Nella risposta, il ministro Cancellieri ha dichiarato che “il fenomeno dell’abusivismo edilizio, determinato, in alcune realtà locali come quella campana, anche da ragioni di necessità abitative, va inquadrato nel necessario bilanciamento di diversi valori di rilievo costituzionale, quali, accanto a quelli di natura sociale, quelli connessi alla tutela della equilibrata programmazione e del rispetto del patrimonio archeologico, naturalistico ed ambientale”. Ipotetiche manovre normative sull’antico problema degli abusi edilizi in Campania, dunque, “non possono assolutamente prescindere da una sinergica, congiunta e preliminare attività di ricognizione e valutazione, da parte di tutte le componenti istituzionali interessate, in ordine alle concrete situazioni abusive poste in essere e al danno effettivamente arrecato al territorio e all’ambiente”. All’interno di questo scenario, ha proseguito Cancellieri, “si inserisce la sanzione accessoria che impone la demolizione del manufatto abusivo e, se del caso, il ripristino dello stato dei luoghi, rispetto all’oggetto dell’abuso, acquisito ope legis al patrimonio del Comune”. Il ministro ha comunque specificato che “ciò non esclude la possibilità che il giudice dell’esecuzione revochi l’ordine di demolizione qualora sopravvenga un atto amministrativo del tutto incompatibile con lo stesso, quale la destinazione, da parte del Comune, del manufatto abusivo a fini di utilità sociale”.

Ha fatto poi eco il commento di due esponenti del Pd campano, Enzo Amendola e Lello Topo: “Concordiamo con il ministro Cancellieri, la situazione è drammatica, per questo anche da parte del governo nazionale occorre cautela, il rischio è quello di aprire conflitti di competenza tra gli Enti che allungherebbero i tempi della risoluzione dei problemi, aumentando anche le incertezze e i timori di numerose famiglie”. Amendola e Topo hanno rammentato che in Campania il loro partito ha già da tempo preparato una proposta normativa ad hoc, “equilibrata e rigorosa, per costruire e dare risposte alle domande di condono in atto ormai, in alcuni casi da più di venti anni, e per realizzare un piano serio di recupero ambientale e sociale. In diversi casi con opere di mitigazione ambientale e paesaggistica sarà possibile recuperare i manufatti e le aree di costruzione abusiva, nelle situazioni particolarmente gravi bisognerà dire no, soprattutto contro le speculazioni fatte dalla camorra che ha distrutto e mortificato il nostro territorio”.

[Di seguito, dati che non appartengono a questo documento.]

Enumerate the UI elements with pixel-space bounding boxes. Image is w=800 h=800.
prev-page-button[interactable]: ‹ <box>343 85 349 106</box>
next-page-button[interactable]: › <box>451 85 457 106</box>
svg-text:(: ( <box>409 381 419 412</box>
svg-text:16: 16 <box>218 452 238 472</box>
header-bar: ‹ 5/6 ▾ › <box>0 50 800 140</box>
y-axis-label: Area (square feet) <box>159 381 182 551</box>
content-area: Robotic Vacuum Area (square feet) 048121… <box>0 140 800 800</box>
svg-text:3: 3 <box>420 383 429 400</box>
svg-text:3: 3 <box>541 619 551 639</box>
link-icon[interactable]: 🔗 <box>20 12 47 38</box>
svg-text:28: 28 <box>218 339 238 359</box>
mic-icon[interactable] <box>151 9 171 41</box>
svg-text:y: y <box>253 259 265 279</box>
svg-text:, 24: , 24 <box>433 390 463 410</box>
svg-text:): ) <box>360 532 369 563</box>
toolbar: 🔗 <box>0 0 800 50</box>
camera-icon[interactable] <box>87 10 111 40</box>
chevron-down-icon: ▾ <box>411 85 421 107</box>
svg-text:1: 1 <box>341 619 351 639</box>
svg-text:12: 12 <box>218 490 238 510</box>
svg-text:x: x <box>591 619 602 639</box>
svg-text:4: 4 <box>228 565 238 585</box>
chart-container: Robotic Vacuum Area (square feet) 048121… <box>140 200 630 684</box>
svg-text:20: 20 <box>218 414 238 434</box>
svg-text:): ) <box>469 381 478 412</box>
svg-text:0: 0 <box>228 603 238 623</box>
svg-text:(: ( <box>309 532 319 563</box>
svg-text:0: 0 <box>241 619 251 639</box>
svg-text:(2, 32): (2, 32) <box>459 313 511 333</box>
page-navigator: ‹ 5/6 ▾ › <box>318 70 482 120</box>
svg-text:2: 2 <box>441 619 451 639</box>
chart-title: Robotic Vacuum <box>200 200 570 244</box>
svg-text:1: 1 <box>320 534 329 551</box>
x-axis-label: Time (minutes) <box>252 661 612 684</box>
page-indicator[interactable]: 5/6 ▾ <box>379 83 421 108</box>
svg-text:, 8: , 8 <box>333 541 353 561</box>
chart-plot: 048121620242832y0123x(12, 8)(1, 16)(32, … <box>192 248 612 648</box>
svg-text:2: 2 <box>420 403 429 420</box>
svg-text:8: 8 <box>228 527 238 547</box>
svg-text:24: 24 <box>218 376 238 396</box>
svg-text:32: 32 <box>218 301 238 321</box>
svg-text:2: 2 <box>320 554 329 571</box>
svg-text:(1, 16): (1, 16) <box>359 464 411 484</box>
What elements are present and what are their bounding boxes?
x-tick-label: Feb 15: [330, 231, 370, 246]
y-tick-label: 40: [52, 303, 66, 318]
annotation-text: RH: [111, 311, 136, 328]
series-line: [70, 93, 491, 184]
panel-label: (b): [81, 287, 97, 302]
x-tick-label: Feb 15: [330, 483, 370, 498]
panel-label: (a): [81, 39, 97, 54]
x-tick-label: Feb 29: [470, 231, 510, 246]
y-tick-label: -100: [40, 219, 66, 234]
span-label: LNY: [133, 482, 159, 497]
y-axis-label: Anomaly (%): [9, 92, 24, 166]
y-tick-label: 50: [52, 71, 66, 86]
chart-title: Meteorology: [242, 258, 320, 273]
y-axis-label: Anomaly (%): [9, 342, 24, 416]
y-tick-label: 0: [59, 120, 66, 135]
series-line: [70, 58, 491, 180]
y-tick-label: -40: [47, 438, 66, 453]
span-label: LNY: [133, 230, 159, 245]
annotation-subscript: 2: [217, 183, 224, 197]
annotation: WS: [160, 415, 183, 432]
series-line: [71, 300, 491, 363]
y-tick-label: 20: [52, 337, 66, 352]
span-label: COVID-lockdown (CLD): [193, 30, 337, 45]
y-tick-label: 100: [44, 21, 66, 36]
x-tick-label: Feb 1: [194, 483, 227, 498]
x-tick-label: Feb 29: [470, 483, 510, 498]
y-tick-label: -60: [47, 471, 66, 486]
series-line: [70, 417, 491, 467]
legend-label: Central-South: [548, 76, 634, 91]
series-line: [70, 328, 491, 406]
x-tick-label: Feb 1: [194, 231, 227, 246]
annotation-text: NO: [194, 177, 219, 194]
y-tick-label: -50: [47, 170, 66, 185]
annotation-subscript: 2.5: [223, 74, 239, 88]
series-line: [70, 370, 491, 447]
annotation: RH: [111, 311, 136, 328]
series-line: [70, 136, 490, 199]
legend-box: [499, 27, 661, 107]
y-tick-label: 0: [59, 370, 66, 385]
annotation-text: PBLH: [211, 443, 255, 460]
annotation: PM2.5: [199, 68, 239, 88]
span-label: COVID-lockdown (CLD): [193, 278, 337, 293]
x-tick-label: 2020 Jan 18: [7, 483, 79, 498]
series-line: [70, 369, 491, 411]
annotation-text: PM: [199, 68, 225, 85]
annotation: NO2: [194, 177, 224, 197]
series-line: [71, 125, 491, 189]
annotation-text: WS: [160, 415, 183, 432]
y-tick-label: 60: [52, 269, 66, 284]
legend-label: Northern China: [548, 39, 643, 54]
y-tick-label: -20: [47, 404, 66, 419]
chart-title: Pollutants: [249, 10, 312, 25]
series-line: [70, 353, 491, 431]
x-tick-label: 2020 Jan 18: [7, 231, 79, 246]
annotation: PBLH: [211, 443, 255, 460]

A premere sulla riapertura dei termini del condono edilizio in Campania è intervenuto anche il neo presidente della commissione Giustizia, Francesco Nitto Palma, del Pdl. “Se c’è stata sul territorio nazionale una disparità di trattamento tra le regioni dovuta a due leggi della Campania che sono state dichiarate illegittime dalla Corte costituzionale, non deve creare scalpore una posizione che tende ad ottenere la parità di trattamento per tutti i cittadini italiani”, ha asserito Palma a Radio 24. “Vi invito -ha ribadito il neo presidente- ad andare sui territori e vi renderete conto che da circa 35 anni, in una terra dove governava il centrosinistra, si è costruita una città grande come Padova e adesso qualcuno intende abbattere quella città. Stiamo parlando di circa 700-800 mila persone, e non ci sono le risorse finanziarie per procedere agli abbattimenti, non ci sono le discariche dove inserire l’abbattuto e principalmente non c’è la possibilità di riallocare i soggetti che vivono in quelle abitazioni. Vi sono dei mostri edilizi e ci sono delle abitazioni di speculazione, ma la maggior parte di quelle abitazioni abusive sono abitazioni di necessità”.